Illegal immigrationCorruption investigation flags 'Swiss cheese' controls across three ministries

Annick Goerens
adapted for RTL Today
An investigation has been under way since 2023 on suspicion of corruption, document forgery, subsidy fraud and the smuggling of migrants.
© RTL

On Tuesday, simultaneous searches were carried out at two ministries, several municipalities, companies, and private homes. According to the searches, around 200 files were involved. In total, 27 searches have been carried out over the past three years. The public prosecutor's office also criticised the fact that the exchange of information with the administrations was too restricted under the current legal framework.

Possible 'Swiss-cheese' gaps in the controls

The case raises many questions. How could a system involving fake diplomas, employment contracts, and visas have functioned for years? Pirate MP Sven Clement offered his reading of the picture.

When talking about diplomas, Clement said, the discussion was most likely about qualified or paper-qualified immigration, meaning not people coming to Luxembourg with refugee status but people arriving on a visa. That, he added, meant several stages spread across different ministries, each of which should have raised the alarm. It begins with the Ministry of Education and the recognition of diplomas.

The second question then arises when a temporary residence permit is applied for, which falls to the General Department of Immigration (DGIM), now under the Home Affairs Ministry, where the entire file is supposed to be reviewed. That is where he had questions, since, as he read the file, the employment contracts must have been fictitious. The third safeguard is the Ministry of Foreign Affairs, through its embassies. In this instance, he said, three ministries at three different levels either failed to carry out their oversight role, or, as in a Swiss cheese model, the holes lined up in a particularly unhappy way.

Old debate on information sharing

The public prosecutor's office itself also criticised the difficult exchange of information between the judiciary and the administrations in a press release. A new law has been in place since May, but it applies only to certain criminal offences. Corruption and money laundering, for example, are not covered. It is a debate that goes back to the so-called Jucha database of the judiciary and the question of how it may be used. That was a topic of intense discussion in the last legislative period, said former Justice Minister and now déi Gréng (Green) MP Sam Tanson.

In that context, Tanson recalled, she had also included a provision in the Jucha bill, which was itself a novelty, to say that even where an investigation was still under way, the employer could be informed. Whether the current case fell into that category, she said, she could not tell, since she had no details.
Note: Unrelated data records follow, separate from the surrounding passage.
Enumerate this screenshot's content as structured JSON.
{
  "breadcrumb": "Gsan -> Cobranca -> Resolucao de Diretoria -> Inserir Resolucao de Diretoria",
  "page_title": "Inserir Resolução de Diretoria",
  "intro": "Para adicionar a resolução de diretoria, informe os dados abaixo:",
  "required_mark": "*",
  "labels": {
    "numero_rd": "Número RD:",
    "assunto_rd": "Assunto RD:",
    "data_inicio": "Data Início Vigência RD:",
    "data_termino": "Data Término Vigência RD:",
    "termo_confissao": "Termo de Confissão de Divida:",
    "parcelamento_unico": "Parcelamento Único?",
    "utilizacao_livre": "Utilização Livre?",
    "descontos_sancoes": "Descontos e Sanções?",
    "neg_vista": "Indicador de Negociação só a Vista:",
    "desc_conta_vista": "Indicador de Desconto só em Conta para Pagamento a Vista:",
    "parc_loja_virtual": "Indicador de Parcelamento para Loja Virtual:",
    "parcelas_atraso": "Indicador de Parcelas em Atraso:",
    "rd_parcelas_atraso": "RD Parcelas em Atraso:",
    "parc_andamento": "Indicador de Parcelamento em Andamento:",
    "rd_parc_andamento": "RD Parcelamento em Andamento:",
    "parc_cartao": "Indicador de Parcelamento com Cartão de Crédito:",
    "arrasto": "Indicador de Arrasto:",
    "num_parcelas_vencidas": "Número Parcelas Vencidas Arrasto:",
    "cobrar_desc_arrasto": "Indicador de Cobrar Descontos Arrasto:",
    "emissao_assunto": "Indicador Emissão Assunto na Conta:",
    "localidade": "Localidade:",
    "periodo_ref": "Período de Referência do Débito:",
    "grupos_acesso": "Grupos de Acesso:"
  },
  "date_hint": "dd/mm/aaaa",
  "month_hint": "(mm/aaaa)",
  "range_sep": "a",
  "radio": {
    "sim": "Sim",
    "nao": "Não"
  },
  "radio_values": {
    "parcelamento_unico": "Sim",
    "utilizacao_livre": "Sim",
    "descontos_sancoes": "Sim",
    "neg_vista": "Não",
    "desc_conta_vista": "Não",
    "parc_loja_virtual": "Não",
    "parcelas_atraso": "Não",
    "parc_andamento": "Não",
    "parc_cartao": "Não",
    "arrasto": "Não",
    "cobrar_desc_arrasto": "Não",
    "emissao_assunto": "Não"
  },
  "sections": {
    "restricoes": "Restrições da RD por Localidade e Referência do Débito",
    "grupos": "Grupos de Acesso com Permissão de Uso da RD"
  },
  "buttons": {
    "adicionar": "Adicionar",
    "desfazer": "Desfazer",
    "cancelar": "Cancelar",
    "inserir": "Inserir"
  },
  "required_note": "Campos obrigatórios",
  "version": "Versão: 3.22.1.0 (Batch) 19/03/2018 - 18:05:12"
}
In its initial version, the provision had been very broad and had met with considerable pushback, both in the Chamber and at the level of the Council of State, where the article in question ran into strong opposition, on the grounds that the safeguards were insufficient and the provision went too far. The text was then reworked.
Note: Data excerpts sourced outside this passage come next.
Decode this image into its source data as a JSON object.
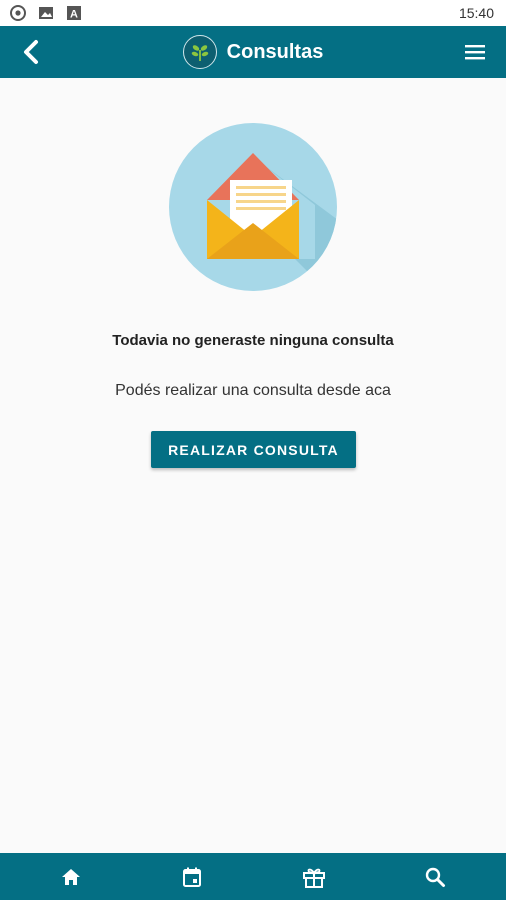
{
  "statusbar": {
    "time": "15:40",
    "icons": [
      "chrome-icon",
      "image-icon",
      "font-a-icon"
    ]
  },
  "appbar": {
    "title": "Consultas",
    "back_icon": "back-chevron-icon",
    "logo_icon": "leaf-logo-icon",
    "menu_icon": "hamburger-menu-icon"
  },
  "empty_state": {
    "illustration": "open-envelope-icon",
    "heading": "Todavia no generaste ninguna consulta",
    "subtext": "Podés realizar una consulta desde aca",
    "button_label": "REALIZAR CONSULTA"
  },
  "bottom_nav": [
    {
      "icon": "home-icon"
    },
    {
      "icon": "calendar-icon"
    },
    {
      "icon": "gift-icon"
    },
    {
      "icon": "search-icon"
    }
  ],
  "colors": {
    "primary": "#046f84",
    "background": "#fafafa",
    "envelope": "#f4b41a",
    "letter_flap": "#e8735a",
    "circle": "#a7d8e8"
  }
}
Should the law be amended?

The second part of the bill was in effect only voted through in May 2026, with the same restrictions. As a result, some information cannot be exchanged in every case, particularly where money laundering, corruption, abuse of power, misappropriation, forgery, and the use of forged documents are concerned.

Tanson said the committee had already had an exchange with the public prosecutor's office and that it made sense to revisit those questions if there were indeed still obstacles standing in the way of proper communication. In that case, she said, the question would have to be asked again, and the text potentially reopened, perhaps to go back to what the bill she had originally tabled had provided for, namely that the option of sharing information should exist for all crimes and misdemeanours.

Democratic Party MP Carole Hartmann also sees a need for action if it turns out that data protection concerns effectively hampered investigators. If it is now the case, she said, that certain information cannot be passed on by the administrations because of data protection rules in such a large and important case, then in her view the issue has to be looked at, as the prosecutor's office has itself been asking for some time. The judiciary, she added, should be given the legal certainty and the framework on personal data protection they need to carry out their work in law enforcement as effectively as possible.

For now, the politicians involved do not want to comment on the specific allegations. The first step, they say, is to await the results of the investigation.